Gawharet El Fan: Musical Instruments in the Heart of Downtown Cairo
168 Mohamed Aly St.
Known to almost all musicians in Egypt, Gawharet El Fan lies on Mohamed Aly Street – the epicentre of buying musical instrument for over 120 years.
While it has expanded to several branches, we chose to go to the original store, and we would recommend you do too, for several reasons; first, the storage, manufacturing and workshops that belong to the company are all there, so what you don’t find inside the store they can get from storage within minutes. Second, this is where you’ll find the biggest selection of percussive instruments, drums and their accessories anywhere in Egypt. Third and final, if you don’t find what you’re looking for in the store, you’re still in Mohamed Aly, so you can walk to the next shop and look there.
Mohamed Aly Street boasts the biggest instrument market in all of Egypt, and it’s where you’ll find the cheapest prices too, so don’t be afraid to haggle, especially if you’re buying large quantities
Gawharet El Fan boasts that it was the first store to sell more than one type of instrument and, for most part, you can indeed find almost any instrument you’re looking for. In the string family, you can find acoustic, electric and bass guitars, lutes, violins and cellos. Moving to percussive you can find keyboards, xylophones and many different types of drums be it Indian or African. You can find also find drum kits and cymbals, woodwind instruments and brass.

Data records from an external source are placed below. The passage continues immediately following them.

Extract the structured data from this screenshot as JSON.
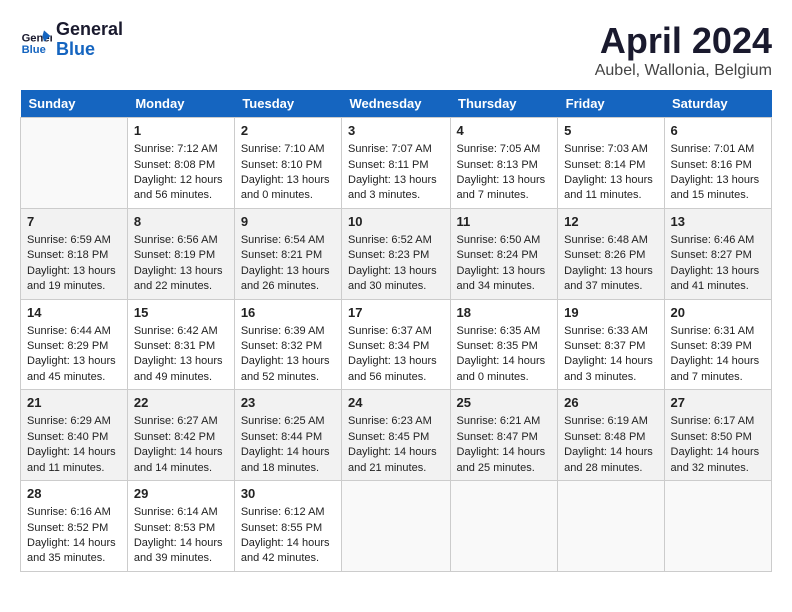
{
  "header": {
    "logo_line1": "General",
    "logo_line2": "Blue",
    "title": "April 2024",
    "location": "Aubel, Wallonia, Belgium"
  },
  "weekdays": [
    "Sunday",
    "Monday",
    "Tuesday",
    "Wednesday",
    "Thursday",
    "Friday",
    "Saturday"
  ],
  "weeks": [
    [
      {
        "day": "",
        "empty": true
      },
      {
        "day": "1",
        "sunrise": "Sunrise: 7:12 AM",
        "sunset": "Sunset: 8:08 PM",
        "daylight": "Daylight: 12 hours and 56 minutes."
      },
      {
        "day": "2",
        "sunrise": "Sunrise: 7:10 AM",
        "sunset": "Sunset: 8:10 PM",
        "daylight": "Daylight: 13 hours and 0 minutes."
      },
      {
        "day": "3",
        "sunrise": "Sunrise: 7:07 AM",
        "sunset": "Sunset: 8:11 PM",
        "daylight": "Daylight: 13 hours and 3 minutes."
      },
      {
        "day": "4",
        "sunrise": "Sunrise: 7:05 AM",
        "sunset": "Sunset: 8:13 PM",
        "daylight": "Daylight: 13 hours and 7 minutes."
      },
      {
        "day": "5",
        "sunrise": "Sunrise: 7:03 AM",
        "sunset": "Sunset: 8:14 PM",
        "daylight": "Daylight: 13 hours and 11 minutes."
      },
      {
        "day": "6",
        "sunrise": "Sunrise: 7:01 AM",
        "sunset": "Sunset: 8:16 PM",
        "daylight": "Daylight: 13 hours and 15 minutes."
      }
    ],
    [
      {
        "day": "7",
        "sunrise": "Sunrise: 6:59 AM",
        "sunset": "Sunset: 8:18 PM",
        "daylight": "Daylight: 13 hours and 19 minutes."
      },
      {
        "day": "8",
        "sunrise": "Sunrise: 6:56 AM",
        "sunset": "Sunset: 8:19 PM",
        "daylight": "Daylight: 13 hours and 22 minutes."
      },
      {
        "day": "9",
        "sunrise": "Sunrise: 6:54 AM",
        "sunset": "Sunset: 8:21 PM",
        "daylight": "Daylight: 13 hours and 26 minutes."
      },
      {
        "day": "10",
        "sunrise": "Sunrise: 6:52 AM",
        "sunset": "Sunset: 8:23 PM",
        "daylight": "Daylight: 13 hours and 30 minutes."
      },
      {
        "day": "11",
        "sunrise": "Sunrise: 6:50 AM",
        "sunset": "Sunset: 8:24 PM",
        "daylight": "Daylight: 13 hours and 34 minutes."
      },
      {
        "day": "12",
        "sunrise": "Sunrise: 6:48 AM",
        "sunset": "Sunset: 8:26 PM",
        "daylight": "Daylight: 13 hours and 37 minutes."
      },
      {
        "day": "13",
        "sunrise": "Sunrise: 6:46 AM",
        "sunset": "Sunset: 8:27 PM",
        "daylight": "Daylight: 13 hours and 41 minutes."
      }
    ],
    [
      {
        "day": "14",
        "sunrise": "Sunrise: 6:44 AM",
        "sunset": "Sunset: 8:29 PM",
        "daylight": "Daylight: 13 hours and 45 minutes."
      },
      {
        "day": "15",
        "sunrise": "Sunrise: 6:42 AM",
        "sunset": "Sunset: 8:31 PM",
        "daylight": "Daylight: 13 hours and 49 minutes."
      },
      {
        "day": "16",
        "sunrise": "Sunrise: 6:39 AM",
        "sunset": "Sunset: 8:32 PM",
        "daylight": "Daylight: 13 hours and 52 minutes."
      },
      {
        "day": "17",
        "sunrise": "Sunrise: 6:37 AM",
        "sunset": "Sunset: 8:34 PM",
        "daylight": "Daylight: 13 hours and 56 minutes."
      },
      {
        "day": "18",
        "sunrise": "Sunrise: 6:35 AM",
        "sunset": "Sunset: 8:35 PM",
        "daylight": "Daylight: 14 hours and 0 minutes."
      },
      {
        "day": "19",
        "sunrise": "Sunrise: 6:33 AM",
        "sunset": "Sunset: 8:37 PM",
        "daylight": "Daylight: 14 hours and 3 minutes."
      },
      {
        "day": "20",
        "sunrise": "Sunrise: 6:31 AM",
        "sunset": "Sunset: 8:39 PM",
        "daylight": "Daylight: 14 hours and 7 minutes."
      }
    ],
    [
      {
        "day": "21",
        "sunrise": "Sunrise: 6:29 AM",
        "sunset": "Sunset: 8:40 PM",
        "daylight": "Daylight: 14 hours and 11 minutes."
      },
      {
        "day": "22",
        "sunrise": "Sunrise: 6:27 AM",
        "sunset": "Sunset: 8:42 PM",
        "daylight": "Daylight: 14 hours and 14 minutes."
      },
      {
        "day": "23",
        "sunrise": "Sunrise: 6:25 AM",
        "sunset": "Sunset: 8:44 PM",
        "daylight": "Daylight: 14 hours and 18 minutes."
      },
      {
        "day": "24",
        "sunrise": "Sunrise: 6:23 AM",
        "sunset": "Sunset: 8:45 PM",
        "daylight": "Daylight: 14 hours and 21 minutes."
      },
      {
        "day": "25",
        "sunrise": "Sunrise: 6:21 AM",
        "sunset": "Sunset: 8:47 PM",
        "daylight": "Daylight: 14 hours and 25 minutes."
      },
      {
        "day": "26",
        "sunrise": "Sunrise: 6:19 AM",
        "sunset": "Sunset: 8:48 PM",
        "daylight": "Daylight: 14 hours and 28 minutes."
      },
      {
        "day": "27",
        "sunrise": "Sunrise: 6:17 AM",
        "sunset": "Sunset: 8:50 PM",
        "daylight": "Daylight: 14 hours and 32 minutes."
      }
    ],
    [
      {
        "day": "28",
        "sunrise": "Sunrise: 6:16 AM",
        "sunset": "Sunset: 8:52 PM",
        "daylight": "Daylight: 14 hours and 35 minutes."
      },
      {
        "day": "29",
        "sunrise": "Sunrise: 6:14 AM",
        "sunset": "Sunset: 8:53 PM",
        "daylight": "Daylight: 14 hours and 39 minutes."
      },
      {
        "day": "30",
        "sunrise": "Sunrise: 6:12 AM",
        "sunset": "Sunset: 8:55 PM",
        "daylight": "Daylight: 14 hours and 42 minutes."
      },
      {
        "day": "",
        "empty": true
      },
      {
        "day": "",
        "empty": true
      },
      {
        "day": "",
        "empty": true
      },
      {
        "day": "",
        "empty": true
      }
    ]
  ]
}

Additionally, you’ll also find sound equipment like speakers, amplifiers, mixers and microphones.
A Cort acoustic or semi-acoustic guitar costs 400LE-1000LE and even lower-grade brands like Fitness or Suzuki will set you backs 300LE-500LE, while electric guitars range between 1000LE and 2000LE. Mapex drum kits cost around 3600LE – not including cymbals – however Gawharet El Fan owns distributing rights to Sabian Cymbals; a much higher-end company with models like the SBR costing 1200 LE and B8 Pro models costing 2400 LE.
Violins, meanwhile, here come in all sizes with prices ranging 200LE-2000LE.
We found the weakest section to be the keyboard section which was made up of unknown Chinese brands with prices ranging 500LE-1000LE; they may not sound completely terrible, but there’s no guarantee on their life expectancy. Even the Yamaha pieces looked like lower grade models compared to the stock at the Yamaha dealership in Heliopolis.
You can call ahead and check if what you’re looking for is available before you go. The people who work at the store are very polite and will whole heartedly help you.
All in all, whether you end up buying your instrument from here or not, this is definitely the first stop you should make.